Я шла за ним, кладбище заканчивалось, Студенников остановился еще раз, снова закурил, спички гасли, те самые три спички, зажженные ночью одна за другой, и в их слабом детском свете я прочла на укутанном забвением и снегом черном могильном камне со сломанным навершием фамилию любимого с детства – самого любимого, может быть, – художника. Рядом с ним спала вечным сном его жена. Царевна Лебедь, певица Надежда Забела-Врубель. А мальчик, их крохотный сын с заячьей губой, умерший младенцем, смотрящий на полуравнодушных экскурсантов с врубелевского портрета? Его с ними не было.

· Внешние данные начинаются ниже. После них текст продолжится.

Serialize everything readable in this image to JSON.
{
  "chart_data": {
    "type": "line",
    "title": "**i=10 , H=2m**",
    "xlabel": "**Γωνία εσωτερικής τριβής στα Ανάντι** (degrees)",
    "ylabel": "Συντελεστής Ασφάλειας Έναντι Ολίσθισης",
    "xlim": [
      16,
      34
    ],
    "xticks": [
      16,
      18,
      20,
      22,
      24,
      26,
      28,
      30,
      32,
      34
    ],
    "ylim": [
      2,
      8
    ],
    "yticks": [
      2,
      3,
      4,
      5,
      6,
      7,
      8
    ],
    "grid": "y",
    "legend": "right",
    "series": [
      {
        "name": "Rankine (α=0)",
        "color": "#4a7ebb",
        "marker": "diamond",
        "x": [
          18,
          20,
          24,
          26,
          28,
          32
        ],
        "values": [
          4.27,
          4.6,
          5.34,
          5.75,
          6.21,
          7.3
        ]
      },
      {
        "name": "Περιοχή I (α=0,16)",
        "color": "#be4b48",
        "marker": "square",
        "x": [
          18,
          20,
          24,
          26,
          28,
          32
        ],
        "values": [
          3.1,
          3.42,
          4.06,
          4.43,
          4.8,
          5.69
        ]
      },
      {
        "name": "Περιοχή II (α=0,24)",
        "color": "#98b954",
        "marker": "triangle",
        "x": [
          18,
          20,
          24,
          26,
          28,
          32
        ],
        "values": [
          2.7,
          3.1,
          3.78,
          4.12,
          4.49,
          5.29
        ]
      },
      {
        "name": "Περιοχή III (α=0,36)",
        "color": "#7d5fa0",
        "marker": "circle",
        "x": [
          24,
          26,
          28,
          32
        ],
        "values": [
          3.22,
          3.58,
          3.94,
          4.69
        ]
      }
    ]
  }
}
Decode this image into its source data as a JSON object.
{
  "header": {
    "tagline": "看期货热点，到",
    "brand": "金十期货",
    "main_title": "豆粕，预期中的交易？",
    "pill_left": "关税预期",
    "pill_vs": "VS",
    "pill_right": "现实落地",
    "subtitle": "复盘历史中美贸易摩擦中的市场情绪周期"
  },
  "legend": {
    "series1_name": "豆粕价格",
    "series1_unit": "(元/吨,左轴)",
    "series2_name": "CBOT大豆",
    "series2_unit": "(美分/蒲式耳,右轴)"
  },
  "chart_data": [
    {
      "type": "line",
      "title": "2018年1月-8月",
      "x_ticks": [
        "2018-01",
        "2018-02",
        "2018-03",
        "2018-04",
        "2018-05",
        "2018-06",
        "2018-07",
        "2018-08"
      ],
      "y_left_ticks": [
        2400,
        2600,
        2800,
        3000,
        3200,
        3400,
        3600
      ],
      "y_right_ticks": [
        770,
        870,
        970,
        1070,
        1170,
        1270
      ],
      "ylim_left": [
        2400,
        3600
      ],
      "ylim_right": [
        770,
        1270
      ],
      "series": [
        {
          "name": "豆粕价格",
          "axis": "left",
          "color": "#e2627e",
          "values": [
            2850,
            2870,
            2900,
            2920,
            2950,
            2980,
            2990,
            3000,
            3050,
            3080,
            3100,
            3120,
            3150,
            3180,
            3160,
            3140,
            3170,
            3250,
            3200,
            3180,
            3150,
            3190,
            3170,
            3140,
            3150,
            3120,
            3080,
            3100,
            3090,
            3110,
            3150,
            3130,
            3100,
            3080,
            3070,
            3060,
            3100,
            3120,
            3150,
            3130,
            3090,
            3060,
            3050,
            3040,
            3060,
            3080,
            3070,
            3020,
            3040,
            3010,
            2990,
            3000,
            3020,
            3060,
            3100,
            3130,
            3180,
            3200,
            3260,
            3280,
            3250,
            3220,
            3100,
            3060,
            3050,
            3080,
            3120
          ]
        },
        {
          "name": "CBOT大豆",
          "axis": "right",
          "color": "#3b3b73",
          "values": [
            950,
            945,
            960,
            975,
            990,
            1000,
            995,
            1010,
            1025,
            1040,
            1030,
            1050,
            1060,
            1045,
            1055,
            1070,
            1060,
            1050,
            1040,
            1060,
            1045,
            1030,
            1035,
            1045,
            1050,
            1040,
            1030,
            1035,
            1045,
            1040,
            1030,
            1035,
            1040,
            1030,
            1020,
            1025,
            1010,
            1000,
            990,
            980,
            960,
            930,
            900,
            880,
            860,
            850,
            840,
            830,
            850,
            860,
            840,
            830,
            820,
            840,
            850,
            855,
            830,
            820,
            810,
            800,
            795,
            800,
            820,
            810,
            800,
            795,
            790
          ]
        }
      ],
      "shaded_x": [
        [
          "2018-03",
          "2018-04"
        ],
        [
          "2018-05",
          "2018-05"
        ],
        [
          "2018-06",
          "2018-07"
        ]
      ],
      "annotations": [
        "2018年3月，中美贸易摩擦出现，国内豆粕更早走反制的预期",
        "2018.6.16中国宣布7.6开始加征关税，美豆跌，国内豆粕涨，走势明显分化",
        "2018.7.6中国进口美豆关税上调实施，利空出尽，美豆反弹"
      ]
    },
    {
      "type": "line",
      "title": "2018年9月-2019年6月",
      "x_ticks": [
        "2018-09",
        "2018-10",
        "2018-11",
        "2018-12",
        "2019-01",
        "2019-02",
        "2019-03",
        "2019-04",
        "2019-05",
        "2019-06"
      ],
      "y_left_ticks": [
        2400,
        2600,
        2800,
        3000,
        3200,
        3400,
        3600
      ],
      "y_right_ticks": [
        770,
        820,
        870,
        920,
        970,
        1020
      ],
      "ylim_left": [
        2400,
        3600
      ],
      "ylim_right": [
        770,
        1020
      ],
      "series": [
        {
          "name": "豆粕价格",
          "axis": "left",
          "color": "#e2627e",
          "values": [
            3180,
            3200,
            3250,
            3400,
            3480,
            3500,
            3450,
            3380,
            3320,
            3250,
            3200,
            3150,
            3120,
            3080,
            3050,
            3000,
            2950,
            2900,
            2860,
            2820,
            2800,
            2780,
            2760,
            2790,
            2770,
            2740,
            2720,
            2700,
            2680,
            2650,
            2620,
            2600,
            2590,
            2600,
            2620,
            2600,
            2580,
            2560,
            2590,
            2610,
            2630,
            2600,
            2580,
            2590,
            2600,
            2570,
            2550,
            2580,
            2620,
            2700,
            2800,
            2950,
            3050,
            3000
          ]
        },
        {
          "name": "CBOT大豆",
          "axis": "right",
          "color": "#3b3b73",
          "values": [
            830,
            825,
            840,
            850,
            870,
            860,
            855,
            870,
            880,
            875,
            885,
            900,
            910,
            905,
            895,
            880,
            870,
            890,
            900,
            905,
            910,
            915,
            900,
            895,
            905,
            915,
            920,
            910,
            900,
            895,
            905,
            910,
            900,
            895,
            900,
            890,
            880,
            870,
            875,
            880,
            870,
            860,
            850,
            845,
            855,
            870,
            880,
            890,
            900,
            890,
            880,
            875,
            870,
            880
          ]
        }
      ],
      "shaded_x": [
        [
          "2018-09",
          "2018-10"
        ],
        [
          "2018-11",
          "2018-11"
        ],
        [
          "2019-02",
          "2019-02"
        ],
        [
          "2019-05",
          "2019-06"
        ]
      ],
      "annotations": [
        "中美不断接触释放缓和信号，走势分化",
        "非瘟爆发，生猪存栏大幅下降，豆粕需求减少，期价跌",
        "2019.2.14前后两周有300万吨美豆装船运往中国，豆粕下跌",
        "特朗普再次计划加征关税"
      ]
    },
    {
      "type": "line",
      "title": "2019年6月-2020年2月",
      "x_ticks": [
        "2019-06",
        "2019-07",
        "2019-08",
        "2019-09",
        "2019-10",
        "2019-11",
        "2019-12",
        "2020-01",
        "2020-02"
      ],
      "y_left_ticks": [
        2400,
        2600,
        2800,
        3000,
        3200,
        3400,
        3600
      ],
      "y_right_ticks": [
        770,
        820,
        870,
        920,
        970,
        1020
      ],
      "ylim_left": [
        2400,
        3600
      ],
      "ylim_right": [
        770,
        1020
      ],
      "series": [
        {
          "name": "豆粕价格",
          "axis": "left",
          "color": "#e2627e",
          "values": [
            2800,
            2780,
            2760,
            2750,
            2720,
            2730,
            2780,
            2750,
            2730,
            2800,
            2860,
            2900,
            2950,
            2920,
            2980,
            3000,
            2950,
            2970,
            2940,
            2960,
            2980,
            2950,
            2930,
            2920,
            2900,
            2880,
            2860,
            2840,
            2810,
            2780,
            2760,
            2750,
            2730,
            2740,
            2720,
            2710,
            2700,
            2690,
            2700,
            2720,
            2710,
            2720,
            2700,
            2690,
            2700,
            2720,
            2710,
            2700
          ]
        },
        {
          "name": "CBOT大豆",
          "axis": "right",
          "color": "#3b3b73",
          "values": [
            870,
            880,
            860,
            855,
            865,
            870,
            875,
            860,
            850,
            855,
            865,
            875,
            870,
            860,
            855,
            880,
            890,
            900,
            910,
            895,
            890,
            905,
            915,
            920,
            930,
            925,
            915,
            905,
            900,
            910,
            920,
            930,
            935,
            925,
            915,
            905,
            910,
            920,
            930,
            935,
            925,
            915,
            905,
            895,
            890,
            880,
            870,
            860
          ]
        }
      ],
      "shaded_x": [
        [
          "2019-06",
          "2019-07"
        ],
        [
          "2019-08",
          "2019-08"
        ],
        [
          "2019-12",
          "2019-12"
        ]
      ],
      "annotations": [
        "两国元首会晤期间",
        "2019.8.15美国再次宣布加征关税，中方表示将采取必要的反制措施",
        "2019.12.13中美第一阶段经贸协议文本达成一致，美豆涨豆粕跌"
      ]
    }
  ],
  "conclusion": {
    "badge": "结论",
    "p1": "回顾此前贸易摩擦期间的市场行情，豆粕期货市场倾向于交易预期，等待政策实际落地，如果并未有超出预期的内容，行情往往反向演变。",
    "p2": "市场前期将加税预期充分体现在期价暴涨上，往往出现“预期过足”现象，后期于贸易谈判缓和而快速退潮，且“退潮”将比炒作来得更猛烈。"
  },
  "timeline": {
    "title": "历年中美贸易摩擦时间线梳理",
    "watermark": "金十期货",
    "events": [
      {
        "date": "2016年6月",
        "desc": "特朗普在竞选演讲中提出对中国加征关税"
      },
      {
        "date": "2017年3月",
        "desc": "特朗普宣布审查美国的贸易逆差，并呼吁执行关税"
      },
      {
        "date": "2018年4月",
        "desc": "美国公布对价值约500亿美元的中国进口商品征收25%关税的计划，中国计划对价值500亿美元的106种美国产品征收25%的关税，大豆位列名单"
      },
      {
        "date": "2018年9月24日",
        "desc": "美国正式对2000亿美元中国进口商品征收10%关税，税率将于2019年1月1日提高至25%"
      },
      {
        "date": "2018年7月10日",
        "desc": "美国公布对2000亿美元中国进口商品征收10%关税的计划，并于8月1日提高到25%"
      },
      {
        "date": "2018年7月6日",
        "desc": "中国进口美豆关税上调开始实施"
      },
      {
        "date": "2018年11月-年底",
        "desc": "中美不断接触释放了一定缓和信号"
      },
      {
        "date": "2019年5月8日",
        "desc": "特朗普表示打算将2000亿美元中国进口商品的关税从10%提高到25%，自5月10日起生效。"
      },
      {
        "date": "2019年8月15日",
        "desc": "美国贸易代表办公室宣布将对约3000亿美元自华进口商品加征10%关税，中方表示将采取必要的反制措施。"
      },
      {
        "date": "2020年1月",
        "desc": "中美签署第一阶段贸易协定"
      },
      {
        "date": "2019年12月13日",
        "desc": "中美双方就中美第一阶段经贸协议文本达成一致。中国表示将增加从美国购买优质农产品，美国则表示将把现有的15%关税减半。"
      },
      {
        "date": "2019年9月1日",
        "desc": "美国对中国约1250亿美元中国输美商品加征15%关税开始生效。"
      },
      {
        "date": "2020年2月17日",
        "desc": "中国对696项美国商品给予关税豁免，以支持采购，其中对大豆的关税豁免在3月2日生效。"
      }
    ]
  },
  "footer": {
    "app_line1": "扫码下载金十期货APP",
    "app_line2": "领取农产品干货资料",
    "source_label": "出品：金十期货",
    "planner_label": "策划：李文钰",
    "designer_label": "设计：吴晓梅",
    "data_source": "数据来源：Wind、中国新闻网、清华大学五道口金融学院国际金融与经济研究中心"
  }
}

Мы обходили заснеженное каре ограды, обелисков, дерев; некоторые обелиски напоминали верстовые столбы с солнечными часами. Через разлом в решетке мы вышли на улицу. Справа светились фонари Московского проспекта.
Румынки мои полны были снега, я потеряла рукавички, меня била дрожь.
– Бедная моя почтальонша, я тебя заморожу, подлец этакий, старый гуляка, ты заболеешь, не дай Бог. Пошли ко мне, обсушишься, потом я тебя на каком-нибудь заплутавшем пустопорожнем трейлере до дома доставлю, а сам пойду к невенчанной жене Толика, обнадежу ее, Наумов небось ее уже откачал.
– Московские ворота! Триумфальная арка! Ты читал “Триумфальную арку” Ремарка?
Конечно же, он не читал.
– А я помню проспект без Московских ворот. Их ведь снесли до войны, а в начале шестидесятых восстановили. Помнишь?
– Нет, не помню. Я приезжий.
Я не успела спросить, откуда он приехал, потому что, взявшись за руки, мы побежали к Московским воротам, чтобы пройти под триумфальной аркой, – противоходом, поскольку победоносные войска по Забалканскому проспекту, герои Шипки, входили в город с другой стороны.